The report, released Tuesday by
Gartner (NYSE: IT)
Dataquest, dethroned Oracle (Nasdaq: ORCL)
and awarded the database crown to IBM (NYSE: IBM)
, which allegedly
captured 34.6 percent of the market in 2001 compared with Oracle's 32 percent.
The study showed that Oracle lost 2.1 percent of total database market share in 2001. That figure is no small matter in the technology sector, where competitors often use market share statistics for promotional purposes.
Oracle Takes Off Gloves
Oracle released a statement Wednesday morning that challenged IBM and
Microsoft (Nasdaq: MSFT)
to
provide "audited numbers" to analyst firms.
"Oracle is challenging assumptions that [it] is losing market share to competitors,
given that a review of independent research and the activities of Oracle's installed base
does not support
this," Oracle chief financial officer Jeff Henley said.
Henley noted that revenue and growth data provided to industry analysts by vendors is not independently validated.
Gartner Responds
Colleen Graham, an analyst in Gartner Dataquest's software industry research group, told the E-Commerce Times that she supports the report.
Graham disputed Henley's claim that data provided to Gartner by vendors was not independently verified. She also asserted that identical methodology was used to examine Oracle, IBM and third-place Microsoft.
"Oracle has used the number one rating in years past as a marketing tool," she said. "They never contested the methodology before they dropped to number two."
The Informix Factor
IBM's acquisition of Informix is the only reason it took the number one spot, according to Graham. Historically, IBM and Oracle have been neck-and-neck in the database market, separated by a paltry US$30 million.

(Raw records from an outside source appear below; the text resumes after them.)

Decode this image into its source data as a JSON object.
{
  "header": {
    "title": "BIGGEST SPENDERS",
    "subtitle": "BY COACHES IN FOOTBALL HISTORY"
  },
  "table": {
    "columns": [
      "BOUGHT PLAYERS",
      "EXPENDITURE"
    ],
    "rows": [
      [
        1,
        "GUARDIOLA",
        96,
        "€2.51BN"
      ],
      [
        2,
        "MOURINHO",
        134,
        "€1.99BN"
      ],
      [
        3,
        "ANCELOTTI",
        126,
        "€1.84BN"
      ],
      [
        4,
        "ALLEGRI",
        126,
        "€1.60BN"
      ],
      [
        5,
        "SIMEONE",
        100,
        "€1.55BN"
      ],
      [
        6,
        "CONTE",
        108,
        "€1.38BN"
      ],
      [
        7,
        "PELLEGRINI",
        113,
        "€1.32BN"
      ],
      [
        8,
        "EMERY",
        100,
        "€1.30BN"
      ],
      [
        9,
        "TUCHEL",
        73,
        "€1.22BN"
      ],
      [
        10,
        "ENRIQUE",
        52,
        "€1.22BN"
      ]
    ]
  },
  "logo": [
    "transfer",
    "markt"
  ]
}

If Oracle had acquired Informix, Graham said, it would have remained atop the rankings and actually solidified its position.
"Oracle knew that this report was going to be a problem," she noted. "They have had very poor revenue numbers [for] the past few quarters, and that's certainly no secret."
IBM into the Fray
IBM spokesperson Lori Bosio told the E-Commerce Times that while Oracle's database business has declined, IBM's database revenue has grown for 20 consecutive quarters.
"Two years ago, Oracle said, 'IBM is not even a player in this space,' and we've been gaining on them aggressively since that time," Bosio said.
While Bosio agreed with Graham that the Informix acquisition has been a catalyst for IBM's growth in the database market, she said other factors are also noteworthy.
Specifically, she pointed to IBM's customer service commitment, partnering strategy, overall leadership and total cost of ownership, as well as DB2's momentum, as driving forces behind the company's newfound database dominance.
"Gartner has not changed their methodology," said Bosio, "and Oracle stood by their methodology when they were number one."
The Gartner study did note that although IBM's and Microsoft's databases gained market share compared with Oracle in all categories, Oracle's 9i software still dominated the $3 billion UNIX market in 2001.
Microsoft could not immediately be reached for comment.